Ulster Special Constabulary Begins Patrols at Brown’s Square

Belfast News-Letter, 28 February 1921

The Ulster Special Constabulary was established in December 1920, in response to increased violence across Ireland related to the War of Independence. The volunteers, also known as the B Specials, were recruited from Protestant communities as reinforcements for the Royal Irish Constabulary, and to defend against attacks by the IRA. Here, the Belfast News-Letter reported on recent patrols by the USC in Belfast, carried out with the support of local officials.

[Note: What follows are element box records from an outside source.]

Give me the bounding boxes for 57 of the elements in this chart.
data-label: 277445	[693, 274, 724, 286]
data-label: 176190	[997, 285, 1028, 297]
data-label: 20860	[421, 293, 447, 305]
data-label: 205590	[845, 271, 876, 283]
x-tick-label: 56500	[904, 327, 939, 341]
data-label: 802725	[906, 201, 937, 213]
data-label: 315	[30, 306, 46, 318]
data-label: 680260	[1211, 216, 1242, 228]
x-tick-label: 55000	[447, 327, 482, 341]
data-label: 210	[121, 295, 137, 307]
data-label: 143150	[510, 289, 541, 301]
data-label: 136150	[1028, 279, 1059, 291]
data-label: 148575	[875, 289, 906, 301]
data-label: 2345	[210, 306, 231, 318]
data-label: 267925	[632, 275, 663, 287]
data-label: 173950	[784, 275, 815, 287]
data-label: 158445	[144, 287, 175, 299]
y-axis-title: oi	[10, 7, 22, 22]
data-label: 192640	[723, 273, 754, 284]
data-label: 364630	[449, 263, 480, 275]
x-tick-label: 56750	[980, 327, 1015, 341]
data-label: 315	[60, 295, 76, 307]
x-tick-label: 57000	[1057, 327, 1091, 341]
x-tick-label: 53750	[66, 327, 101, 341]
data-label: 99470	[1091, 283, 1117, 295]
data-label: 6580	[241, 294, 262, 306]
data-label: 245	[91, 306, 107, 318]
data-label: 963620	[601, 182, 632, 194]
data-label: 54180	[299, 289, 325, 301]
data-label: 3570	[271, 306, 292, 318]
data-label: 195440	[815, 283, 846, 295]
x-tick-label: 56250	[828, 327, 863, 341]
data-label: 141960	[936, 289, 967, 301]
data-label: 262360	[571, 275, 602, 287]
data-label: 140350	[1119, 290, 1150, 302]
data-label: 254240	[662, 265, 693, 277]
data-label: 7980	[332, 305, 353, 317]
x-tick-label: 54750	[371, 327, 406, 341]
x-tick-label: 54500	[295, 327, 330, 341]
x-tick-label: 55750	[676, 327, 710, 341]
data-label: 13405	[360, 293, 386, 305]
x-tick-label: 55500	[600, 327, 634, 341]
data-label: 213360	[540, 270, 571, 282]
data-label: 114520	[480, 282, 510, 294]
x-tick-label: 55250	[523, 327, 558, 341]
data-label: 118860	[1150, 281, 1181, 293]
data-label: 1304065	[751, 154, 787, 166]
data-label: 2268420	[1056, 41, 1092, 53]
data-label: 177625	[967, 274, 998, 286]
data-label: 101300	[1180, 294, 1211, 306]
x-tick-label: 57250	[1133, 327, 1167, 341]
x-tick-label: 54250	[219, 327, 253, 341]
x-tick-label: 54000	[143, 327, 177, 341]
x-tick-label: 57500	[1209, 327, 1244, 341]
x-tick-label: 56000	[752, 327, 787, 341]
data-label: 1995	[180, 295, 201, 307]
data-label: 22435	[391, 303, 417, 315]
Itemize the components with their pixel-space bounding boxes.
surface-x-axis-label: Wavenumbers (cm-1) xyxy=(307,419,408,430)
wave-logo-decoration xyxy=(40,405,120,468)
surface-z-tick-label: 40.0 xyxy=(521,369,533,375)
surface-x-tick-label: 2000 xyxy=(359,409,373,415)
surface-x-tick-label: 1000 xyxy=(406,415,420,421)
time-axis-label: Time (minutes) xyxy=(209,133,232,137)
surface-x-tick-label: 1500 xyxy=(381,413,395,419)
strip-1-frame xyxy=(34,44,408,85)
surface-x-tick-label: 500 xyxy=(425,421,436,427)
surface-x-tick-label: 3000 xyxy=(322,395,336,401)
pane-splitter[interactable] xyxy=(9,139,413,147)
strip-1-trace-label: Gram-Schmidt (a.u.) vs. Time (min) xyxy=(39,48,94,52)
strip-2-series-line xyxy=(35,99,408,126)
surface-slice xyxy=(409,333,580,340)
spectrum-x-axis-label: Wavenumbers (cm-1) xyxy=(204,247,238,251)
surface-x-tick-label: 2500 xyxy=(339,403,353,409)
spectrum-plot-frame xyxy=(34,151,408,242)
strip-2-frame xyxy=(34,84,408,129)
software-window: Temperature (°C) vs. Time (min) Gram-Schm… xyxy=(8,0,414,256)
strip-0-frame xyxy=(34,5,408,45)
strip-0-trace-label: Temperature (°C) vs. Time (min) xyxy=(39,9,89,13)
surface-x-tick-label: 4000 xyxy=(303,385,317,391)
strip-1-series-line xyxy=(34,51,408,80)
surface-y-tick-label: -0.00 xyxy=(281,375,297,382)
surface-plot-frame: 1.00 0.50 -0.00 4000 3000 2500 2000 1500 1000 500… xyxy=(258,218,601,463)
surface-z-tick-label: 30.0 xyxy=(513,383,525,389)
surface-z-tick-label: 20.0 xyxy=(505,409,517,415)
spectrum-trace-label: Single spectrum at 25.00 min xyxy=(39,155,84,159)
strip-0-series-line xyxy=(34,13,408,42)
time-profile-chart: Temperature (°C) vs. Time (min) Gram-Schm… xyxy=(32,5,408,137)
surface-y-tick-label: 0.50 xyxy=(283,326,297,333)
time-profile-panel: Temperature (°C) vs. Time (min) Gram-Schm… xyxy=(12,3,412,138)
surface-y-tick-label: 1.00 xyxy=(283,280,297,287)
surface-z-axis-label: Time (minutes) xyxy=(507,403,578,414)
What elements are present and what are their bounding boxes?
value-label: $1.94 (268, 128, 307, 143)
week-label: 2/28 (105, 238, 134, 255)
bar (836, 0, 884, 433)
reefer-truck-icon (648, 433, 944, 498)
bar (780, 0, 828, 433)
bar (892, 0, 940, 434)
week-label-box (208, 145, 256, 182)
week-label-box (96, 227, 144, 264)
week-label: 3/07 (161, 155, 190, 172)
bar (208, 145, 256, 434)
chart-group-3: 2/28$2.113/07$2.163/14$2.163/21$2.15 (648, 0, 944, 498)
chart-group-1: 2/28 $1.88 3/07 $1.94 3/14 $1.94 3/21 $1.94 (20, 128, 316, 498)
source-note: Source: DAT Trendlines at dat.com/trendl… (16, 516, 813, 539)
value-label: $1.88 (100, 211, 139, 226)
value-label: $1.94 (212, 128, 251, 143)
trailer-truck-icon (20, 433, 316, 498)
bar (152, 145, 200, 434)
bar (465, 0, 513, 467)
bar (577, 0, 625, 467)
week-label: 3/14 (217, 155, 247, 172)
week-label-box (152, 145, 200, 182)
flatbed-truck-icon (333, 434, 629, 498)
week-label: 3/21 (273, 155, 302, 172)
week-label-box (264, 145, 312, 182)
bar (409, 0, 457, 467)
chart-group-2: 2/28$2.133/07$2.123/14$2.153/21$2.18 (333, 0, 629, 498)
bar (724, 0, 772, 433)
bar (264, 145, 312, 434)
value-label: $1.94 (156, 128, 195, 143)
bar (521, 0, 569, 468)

Special Constabulary: Patrols on Duty at Brown’s Square

The new scheme, Class B, has met with exceptional support, and proved most popular in the Shankill district, the entire area being now patrolled by the men of the locality in conjunction with the permanent members of the R.I.C., who have rendered great assistance in the formation of the new force. The applicants have been so numerous that the quota has been practically obtained, and the surplus in the meantime may be transferred to Class C.

Patrols are already working from Craven Street barracks and Shankill Road barracks, and the remaining station, Brown Square, sent out its first patrol on Saturday night at eight o’clock. This was inspected by Lieut-Colonel W.R. Goodwin, C.M.G., D.S.O., city commandant. Captain Gaussen, adjutant; David A. Fee, J.P., station commandant; Councillor W.J. Bickerstaff, station commandant (Brown Square). Commissioners Robert Scott, Martin Craig, assistant District Commandant Head-Constable Malseed, were in attendance. The High Sheriff of Belfast, Alderman Joseph Davison, J.P: (chairman of the Police Committee), and Mr Harry Taylor, J.P., addressed the men prior to going on duty.